Friday, April 13, 2012

President's Op-Ed



Setting the Record Straight
By Frank Priestley, Idaho Farm Bureau Federation President
Pink Slime. It’s another over-hyped, inaccurate catch phrase designed to scare consumers about the safety of our food supply. One of the biggest challenges agriculture faces today is fighting back against what sometimes seems like a constant barrage of misinformation about our food supply and what goes into producing it.
Questions and concerns about our food supply often come under scrutiny, as they should. The act of putting food in one’s mouth is one of the most intimate things we do and scrutinizing the safety of food is very important. However, questions about the safety of our food supply can quickly become emotional and overblown, as is the case with so-called pink slime.
To better understand this discussion let’s first define what we are talking about. Lean finely textured beef (LFTB) is the product being referred to as pink slime. The phrase was first found in a USDA internal memo that was provided to the New York Times in 2009 resulting from a Freedom of Information Act request. What consumers should first understand is that LFTB is just plain old beef that is separated from the trimmings that result from the processing of cattle. Pieces of fat that are cut from carcasses contain small pieces of red meat. The meat that cannot be separated from fat with a knife is separated through a heating and centrifuge process. The meat is then treated with ammonia in gaseous state to kill bacteria and then mixed with beef that is ground into hamburger. This process makes beef processing plants more efficient and reduces the amount of waste left over. Before the process was adopted, this waste was used to make pet food and cooking oil.
Why use ammonia? We understand why consumers would be concerned about a cleaning product being used to treat food. Ammonia and water, both naturally occurring compounds, have been used to make food safe since 1974 when the Food and Drug Administration permitted its use. LFTB receives a puff of ammonia to eliminate bacteria safely and effectively. When combined with moisture naturally in beef, ammonia hydroxide is formed, a naturally occurring compound found in many foods, in our own bodies and the environment. Food safety experts and scientists agree it is an effective way to ensure safer ground beef and to reiterate, it’s been in use since 1974.
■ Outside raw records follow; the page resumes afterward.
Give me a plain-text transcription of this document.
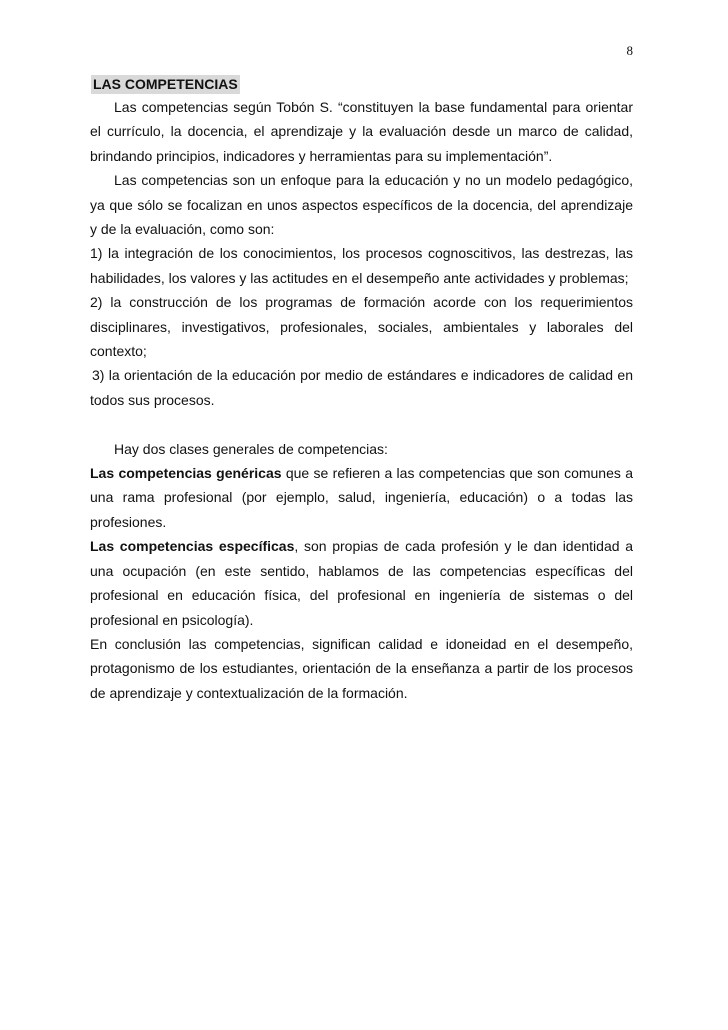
8
LAS COMPETENCIAS

Las competencias según Tobón S. “constituyen la base fundamental para orientar el currículo, la docencia, el aprendizaje y la evaluación desde un marco de calidad, brindando principios, indicadores y herramientas para su implementación”.

Las competencias son un enfoque para la educación y no un modelo pedagógico, ya que sólo se focalizan en unos aspectos específicos de la docencia, del aprendizaje y de la evaluación, como son:

1) la integración de los conocimientos, los procesos cognoscitivos, las destrezas, las habilidades, los valores y las actitudes en el desempeño ante actividades y problemas;

2) la construcción de los programas de formación acorde con los requerimientos disciplinares, investigativos, profesionales, sociales, ambientales y laborales del contexto;

3) la orientación de la educación por medio de estándares e indicadores de calidad en todos sus procesos.

Hay dos clases generales de competencias:

Las competencias genéricas que se refieren a las competencias que son comunes a una rama profesional (por ejemplo, salud, ingeniería, educación) o a todas las profesiones.

Las competencias específicas, son propias de cada profesión y le dan identidad a una ocupación (en este sentido, hablamos de las competencias específicas del profesional en educación física, del profesional en ingeniería de sistemas o del profesional en psicología).

En conclusión las competencias, significan calidad e idoneidad en el desempeño, protagonismo de los estudiantes, orientación de la enseñanza a partir de los procesos de aprendizaje y contextualización de la formación.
The U.S. has the safest, most abundant and affordable food supply of any country on the planet. This most recent blow-up over LFTB resulted in three beef processing plants being shut down and over 300 people losing their jobs. If consumers don’t want to purchase ground beef that contains LFTB, they have many options to choose from. But in our opinion, it’s wrong for the media to create a controversy over a product with a safety record that has been proven over the last 38 years.
Let’s also not lose sight of the facts that the United States has the safest, most abundant and affordable food supply of any nation on earth and that our global population is expected to double by 2050 which will put even more pressure on our ability to produce food for the masses. We expect an increasing demand for processes like the one developed to create LFTB will be needed to increase the efficiency of our food production system.
Following are a few quotes from experts discussing the quality and methods used to produce LFTB. More information can be found atwww.beefisbeef.com
“It’s safe, it’s leaner than other beef sources on the market, and it’s less costly.” - Kevin Concannon, USDA undersecretary for food, nutrition and consumer sciences
“Ammonium hydroxide itself is used in a multitude of different food products. It’s not a safety concern.” – Dr. Elisabeth Hagen, USDA undersecretary for food safety
“There has been a lot of misinformation swirling around the Internet and on TV about lean beef trim produced by Beef Products, Inc. I have personally visited their plant and the categorization of calling their product “pink slime” is completely false and incendiary. Consumers need to understand that this product is meat, period, and that the use of ammonia hydroxide in minute amounts during processing improves the safety of the product and is routinely used throughout the food industry.” – Nancy Donley, founder STOP Foodborne Illness.